It’s OK to be Wrong in Public

I’ve spent a reasonably long time with computers. I’ve been doing something with either software or hardware (mostly software) for pretty close to three quarters of my current lifespan. I started when I was about 10, but (perhaps unsurprisingly) nobody was paying me for my work yet then. Flash forwards a few decades, and I have a gig I rather enjoy with SUSE, working on storage stuff.

OK, “yay Tim”. Enough of the backstory, what’s the point?

The point (if I can ball up my years of experience, and the experience of the world at large), is that, in aggregate, we write better software if we do it in the open. There’s a whole Free Software vs. Open Source thing, and the nuances of that discussion are interesting and definitely important, but to my mind this is all rather less interesting than the mechanics of how F/OSS projects actually work in practice. In particular, given that projects are essentially communities, and communities are made up of individuals, how does an individual join an existing project, and become accepted and confident in that space?

If you’re an individual looking for something to work on, whether or not you think about it in these terms, you’re effectively looking for a community to join. You’re hopefully going to be there for a while.

But you’re one little person, and there’s a big established community that already knows how everything works.

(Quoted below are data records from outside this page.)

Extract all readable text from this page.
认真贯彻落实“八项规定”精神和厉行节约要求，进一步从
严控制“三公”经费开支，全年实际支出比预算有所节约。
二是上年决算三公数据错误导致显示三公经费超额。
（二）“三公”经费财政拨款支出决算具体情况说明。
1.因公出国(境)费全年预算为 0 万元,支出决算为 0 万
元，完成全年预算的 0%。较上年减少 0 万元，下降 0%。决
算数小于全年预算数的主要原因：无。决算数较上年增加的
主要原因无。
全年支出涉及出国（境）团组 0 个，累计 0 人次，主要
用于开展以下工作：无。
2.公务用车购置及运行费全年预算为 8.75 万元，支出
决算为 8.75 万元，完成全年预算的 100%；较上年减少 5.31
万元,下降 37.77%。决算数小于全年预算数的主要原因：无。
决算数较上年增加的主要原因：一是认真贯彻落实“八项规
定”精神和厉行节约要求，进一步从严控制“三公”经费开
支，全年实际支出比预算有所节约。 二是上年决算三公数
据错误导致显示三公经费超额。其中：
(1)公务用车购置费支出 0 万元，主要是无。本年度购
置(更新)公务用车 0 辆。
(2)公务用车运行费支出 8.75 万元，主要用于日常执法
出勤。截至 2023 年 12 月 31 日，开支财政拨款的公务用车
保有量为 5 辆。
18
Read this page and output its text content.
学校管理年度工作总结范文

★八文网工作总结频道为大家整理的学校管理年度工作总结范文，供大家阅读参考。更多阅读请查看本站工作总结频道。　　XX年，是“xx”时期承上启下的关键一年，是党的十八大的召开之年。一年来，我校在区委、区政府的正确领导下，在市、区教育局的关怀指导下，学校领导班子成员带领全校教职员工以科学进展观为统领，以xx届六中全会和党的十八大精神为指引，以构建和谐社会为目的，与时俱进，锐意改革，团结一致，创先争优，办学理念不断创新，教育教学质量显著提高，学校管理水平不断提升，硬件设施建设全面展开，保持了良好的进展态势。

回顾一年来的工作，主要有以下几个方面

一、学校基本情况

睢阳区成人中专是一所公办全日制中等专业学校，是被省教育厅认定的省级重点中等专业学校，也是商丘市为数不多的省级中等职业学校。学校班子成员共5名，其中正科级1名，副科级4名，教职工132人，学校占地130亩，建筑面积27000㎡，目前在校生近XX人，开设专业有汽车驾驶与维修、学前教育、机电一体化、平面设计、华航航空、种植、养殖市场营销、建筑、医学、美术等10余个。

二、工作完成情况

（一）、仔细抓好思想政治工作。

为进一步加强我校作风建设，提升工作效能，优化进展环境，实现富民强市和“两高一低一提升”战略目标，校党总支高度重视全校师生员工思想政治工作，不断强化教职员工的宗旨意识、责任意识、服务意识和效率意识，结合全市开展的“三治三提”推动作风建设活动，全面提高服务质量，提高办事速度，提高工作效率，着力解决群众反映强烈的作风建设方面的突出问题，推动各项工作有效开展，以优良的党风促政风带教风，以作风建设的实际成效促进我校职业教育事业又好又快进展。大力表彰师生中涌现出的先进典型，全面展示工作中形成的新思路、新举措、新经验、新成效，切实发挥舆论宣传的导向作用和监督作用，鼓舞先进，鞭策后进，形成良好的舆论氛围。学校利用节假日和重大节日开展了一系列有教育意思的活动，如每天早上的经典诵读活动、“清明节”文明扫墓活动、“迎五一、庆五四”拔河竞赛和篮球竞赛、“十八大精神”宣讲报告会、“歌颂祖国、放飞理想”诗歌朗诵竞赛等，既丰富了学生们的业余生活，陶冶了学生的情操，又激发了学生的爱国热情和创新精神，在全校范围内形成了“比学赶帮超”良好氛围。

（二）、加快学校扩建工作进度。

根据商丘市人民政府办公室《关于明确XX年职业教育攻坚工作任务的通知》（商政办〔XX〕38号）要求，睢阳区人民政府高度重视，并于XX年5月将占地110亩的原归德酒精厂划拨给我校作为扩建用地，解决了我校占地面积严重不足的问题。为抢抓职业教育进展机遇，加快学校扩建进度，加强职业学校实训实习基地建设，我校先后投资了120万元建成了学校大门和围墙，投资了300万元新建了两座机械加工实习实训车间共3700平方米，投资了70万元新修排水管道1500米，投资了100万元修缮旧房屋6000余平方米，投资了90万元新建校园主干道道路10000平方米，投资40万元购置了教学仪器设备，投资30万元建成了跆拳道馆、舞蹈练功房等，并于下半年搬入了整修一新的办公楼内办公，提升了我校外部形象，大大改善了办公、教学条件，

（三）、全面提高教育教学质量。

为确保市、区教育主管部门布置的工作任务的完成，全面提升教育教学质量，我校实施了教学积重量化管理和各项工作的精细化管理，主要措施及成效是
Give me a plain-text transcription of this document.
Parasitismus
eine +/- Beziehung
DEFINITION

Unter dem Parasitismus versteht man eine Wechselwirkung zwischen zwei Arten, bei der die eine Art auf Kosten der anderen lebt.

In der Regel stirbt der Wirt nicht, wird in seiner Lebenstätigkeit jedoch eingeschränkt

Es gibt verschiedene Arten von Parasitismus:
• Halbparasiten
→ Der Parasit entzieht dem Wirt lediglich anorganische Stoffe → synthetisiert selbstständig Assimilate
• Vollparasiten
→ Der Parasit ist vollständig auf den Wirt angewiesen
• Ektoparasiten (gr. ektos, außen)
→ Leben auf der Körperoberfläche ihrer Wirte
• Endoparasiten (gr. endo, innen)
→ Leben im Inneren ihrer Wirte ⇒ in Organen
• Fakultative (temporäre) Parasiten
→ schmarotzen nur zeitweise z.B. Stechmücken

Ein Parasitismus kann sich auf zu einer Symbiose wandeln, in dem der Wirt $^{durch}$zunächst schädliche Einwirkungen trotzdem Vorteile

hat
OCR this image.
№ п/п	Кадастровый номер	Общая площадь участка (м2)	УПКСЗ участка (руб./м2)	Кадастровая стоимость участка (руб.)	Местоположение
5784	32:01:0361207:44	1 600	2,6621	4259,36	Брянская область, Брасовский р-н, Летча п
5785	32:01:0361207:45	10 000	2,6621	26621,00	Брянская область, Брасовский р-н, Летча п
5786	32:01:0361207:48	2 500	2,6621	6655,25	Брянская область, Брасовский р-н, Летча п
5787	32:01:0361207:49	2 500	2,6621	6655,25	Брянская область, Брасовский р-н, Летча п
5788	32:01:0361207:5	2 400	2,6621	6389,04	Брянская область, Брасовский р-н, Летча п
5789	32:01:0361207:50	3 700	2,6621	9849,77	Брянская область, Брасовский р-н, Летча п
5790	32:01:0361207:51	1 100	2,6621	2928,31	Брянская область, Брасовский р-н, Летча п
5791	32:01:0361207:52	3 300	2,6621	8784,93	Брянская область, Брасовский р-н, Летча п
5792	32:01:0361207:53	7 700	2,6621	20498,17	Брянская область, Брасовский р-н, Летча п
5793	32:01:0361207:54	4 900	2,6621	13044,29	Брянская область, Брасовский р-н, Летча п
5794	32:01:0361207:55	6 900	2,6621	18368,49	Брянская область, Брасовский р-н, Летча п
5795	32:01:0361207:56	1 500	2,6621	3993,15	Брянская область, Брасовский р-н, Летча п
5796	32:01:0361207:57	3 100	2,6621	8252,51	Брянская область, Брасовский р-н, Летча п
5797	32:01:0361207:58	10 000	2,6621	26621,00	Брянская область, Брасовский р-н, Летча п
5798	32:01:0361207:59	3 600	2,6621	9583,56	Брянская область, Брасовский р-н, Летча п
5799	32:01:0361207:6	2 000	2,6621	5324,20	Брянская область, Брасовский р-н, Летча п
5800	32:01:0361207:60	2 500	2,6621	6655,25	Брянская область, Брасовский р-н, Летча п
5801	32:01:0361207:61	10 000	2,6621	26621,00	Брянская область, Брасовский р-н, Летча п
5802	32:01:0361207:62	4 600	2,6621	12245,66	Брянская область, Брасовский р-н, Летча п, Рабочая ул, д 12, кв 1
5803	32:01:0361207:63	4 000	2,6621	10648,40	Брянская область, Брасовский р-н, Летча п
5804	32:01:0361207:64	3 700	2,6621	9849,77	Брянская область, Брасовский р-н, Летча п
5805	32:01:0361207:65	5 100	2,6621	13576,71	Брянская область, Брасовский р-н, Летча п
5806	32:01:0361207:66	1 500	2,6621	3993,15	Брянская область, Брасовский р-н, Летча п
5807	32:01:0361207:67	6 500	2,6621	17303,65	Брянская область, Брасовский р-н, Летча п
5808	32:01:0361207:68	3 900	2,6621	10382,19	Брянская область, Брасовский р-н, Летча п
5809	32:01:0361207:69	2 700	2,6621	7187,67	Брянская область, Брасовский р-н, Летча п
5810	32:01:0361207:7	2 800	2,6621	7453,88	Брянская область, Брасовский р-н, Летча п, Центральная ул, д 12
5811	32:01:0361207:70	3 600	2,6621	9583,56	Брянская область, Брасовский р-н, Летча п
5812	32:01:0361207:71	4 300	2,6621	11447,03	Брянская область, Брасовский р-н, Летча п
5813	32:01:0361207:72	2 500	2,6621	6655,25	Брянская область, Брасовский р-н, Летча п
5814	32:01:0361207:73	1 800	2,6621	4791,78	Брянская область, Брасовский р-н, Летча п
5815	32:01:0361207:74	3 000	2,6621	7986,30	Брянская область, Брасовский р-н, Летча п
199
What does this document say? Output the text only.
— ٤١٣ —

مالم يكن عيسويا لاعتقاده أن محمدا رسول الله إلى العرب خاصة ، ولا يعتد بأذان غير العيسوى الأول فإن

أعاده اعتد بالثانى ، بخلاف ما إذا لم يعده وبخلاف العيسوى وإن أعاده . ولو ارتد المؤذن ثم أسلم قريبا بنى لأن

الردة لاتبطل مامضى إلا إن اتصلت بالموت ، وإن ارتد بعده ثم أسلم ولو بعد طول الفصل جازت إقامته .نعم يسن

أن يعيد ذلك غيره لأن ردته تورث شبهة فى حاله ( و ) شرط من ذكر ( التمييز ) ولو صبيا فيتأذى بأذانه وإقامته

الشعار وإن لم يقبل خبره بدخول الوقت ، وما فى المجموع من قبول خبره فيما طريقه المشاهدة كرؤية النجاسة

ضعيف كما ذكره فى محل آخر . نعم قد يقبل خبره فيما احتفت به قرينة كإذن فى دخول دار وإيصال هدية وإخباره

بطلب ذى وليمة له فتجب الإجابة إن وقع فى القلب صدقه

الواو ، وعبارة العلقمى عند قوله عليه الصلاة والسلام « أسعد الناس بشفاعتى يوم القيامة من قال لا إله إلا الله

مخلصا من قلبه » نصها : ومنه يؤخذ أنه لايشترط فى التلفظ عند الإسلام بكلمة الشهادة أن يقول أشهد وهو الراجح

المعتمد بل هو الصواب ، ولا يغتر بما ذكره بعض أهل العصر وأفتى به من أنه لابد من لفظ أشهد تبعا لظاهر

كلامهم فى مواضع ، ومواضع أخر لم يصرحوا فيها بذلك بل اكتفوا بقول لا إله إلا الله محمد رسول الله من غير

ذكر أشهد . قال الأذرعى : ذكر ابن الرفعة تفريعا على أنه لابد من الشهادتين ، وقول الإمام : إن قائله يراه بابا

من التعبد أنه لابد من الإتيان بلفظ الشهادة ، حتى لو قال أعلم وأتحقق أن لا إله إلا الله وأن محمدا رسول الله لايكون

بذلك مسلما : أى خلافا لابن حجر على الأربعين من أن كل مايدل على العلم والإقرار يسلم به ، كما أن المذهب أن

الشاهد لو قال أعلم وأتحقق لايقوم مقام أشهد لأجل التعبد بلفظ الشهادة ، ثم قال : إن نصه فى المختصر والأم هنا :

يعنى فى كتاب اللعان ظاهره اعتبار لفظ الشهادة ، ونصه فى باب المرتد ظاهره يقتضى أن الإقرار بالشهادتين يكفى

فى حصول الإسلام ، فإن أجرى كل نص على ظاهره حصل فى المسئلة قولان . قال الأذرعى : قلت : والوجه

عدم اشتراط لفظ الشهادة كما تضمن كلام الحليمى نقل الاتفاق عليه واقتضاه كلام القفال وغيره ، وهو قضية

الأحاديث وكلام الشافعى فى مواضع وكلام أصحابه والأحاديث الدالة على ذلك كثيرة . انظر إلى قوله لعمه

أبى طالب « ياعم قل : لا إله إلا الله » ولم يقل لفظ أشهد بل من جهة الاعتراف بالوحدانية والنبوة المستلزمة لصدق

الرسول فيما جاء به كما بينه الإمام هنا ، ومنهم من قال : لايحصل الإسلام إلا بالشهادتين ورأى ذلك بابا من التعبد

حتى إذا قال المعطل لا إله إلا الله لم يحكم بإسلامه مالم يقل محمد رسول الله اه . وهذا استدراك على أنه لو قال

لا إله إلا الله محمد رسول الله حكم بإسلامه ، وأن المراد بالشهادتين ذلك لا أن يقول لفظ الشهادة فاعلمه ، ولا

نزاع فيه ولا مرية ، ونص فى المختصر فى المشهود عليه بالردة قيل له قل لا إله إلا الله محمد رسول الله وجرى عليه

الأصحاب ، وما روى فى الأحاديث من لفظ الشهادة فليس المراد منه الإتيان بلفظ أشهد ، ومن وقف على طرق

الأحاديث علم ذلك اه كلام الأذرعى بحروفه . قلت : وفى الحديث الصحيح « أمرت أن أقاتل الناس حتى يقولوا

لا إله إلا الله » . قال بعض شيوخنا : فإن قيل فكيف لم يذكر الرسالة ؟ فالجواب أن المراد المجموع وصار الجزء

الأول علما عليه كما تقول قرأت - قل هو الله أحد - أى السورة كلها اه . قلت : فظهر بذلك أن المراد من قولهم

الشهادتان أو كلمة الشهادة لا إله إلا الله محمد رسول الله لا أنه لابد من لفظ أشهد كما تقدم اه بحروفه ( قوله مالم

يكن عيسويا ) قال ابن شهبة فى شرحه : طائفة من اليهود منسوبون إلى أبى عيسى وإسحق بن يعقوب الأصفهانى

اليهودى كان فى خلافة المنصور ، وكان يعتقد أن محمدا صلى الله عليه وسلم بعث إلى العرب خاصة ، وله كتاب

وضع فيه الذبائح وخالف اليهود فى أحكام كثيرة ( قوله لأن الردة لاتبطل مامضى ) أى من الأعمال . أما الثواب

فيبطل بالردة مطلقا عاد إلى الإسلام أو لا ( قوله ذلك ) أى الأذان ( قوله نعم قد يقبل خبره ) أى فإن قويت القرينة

Whatever you’re proposing has probably already been thought of by someone else, and your approach is probably wrong. It’s utterly terrifying, especially when anything you push to a git repo or public mailing list will probably be online for the rest of your life.

Fuck that line of thinking. It’s logical reasoning, but it’s utterly unhelpful in terms of joining a project. It might be correct in broad strokes if you squint at it just right, but you’re bringing new eyes to something. You’ll probably see things established community members didn’t, or if not, you’ll be able to help smooth the way for the next newcomer. One of the kinks though is speaking up about $WEIRD_THING_IN_PROJECT. Is it actually broken, or do you just have no idea what’s going on yet because you’re new? Do you speak up? Do you raise a bug? Put in a pull request? Risk shame in public if you’re wrong?

I might be slightly biased. This is either because I’ve been doing this long enough that I no longer suffer too much if someone tells me I’ve made a mistake (I’ve made lots of them, and hopefully learned from all of them), or it’s because I’m a scary looking white dude, dripping with privilege. Probably it’s a mix of both, but the most important thing I think I ever learned is that it’s OK to be wrong in public. If in doubt, you should:

  • Listen for long enought to get a feel for the mailing list (or forum, or whatever).
  • Ask the question you think is stupid.
  • Submit the pull request you hope is helpful, but are actually sure is incomplete or inadequate.
  • Propose the new architecture you’re certain will be shot down.
  • Don’t take it personally if you do get shot down. This can be a crawling horror of difficulty, and only goes away with either arrogance or time (hopefully time, which I’m assured will eventually compost into wisdom).

If you don’t get a helpful answer to the stupid question, if you don’t get constructive feedback for the pull request or new architecture, if some asshole does shoot you down, this is not the project or community for you.

If someone helps you, you might have found something worth pursuing. If that pans out, keep asking stupid questions, and keep submitting pull requests you’re worried about. You’ll learn something, and so will everyone else, and the world will eventually be a better place.

1 thought on “It’s OK to be Wrong in Public

  1. It certainly is OK to be wrong, and it isn’t just code that gets better by being open, it’s questions too – just look at the quality of answers on the Stack Exchange communities!

    However, I don’t think you should have said “stupid questions” – stupid questions are a waste of everyone’s time. “Naive questions” on the other hand are important and should be nurtured. Well-asked naive questions often generate the most interesting answers.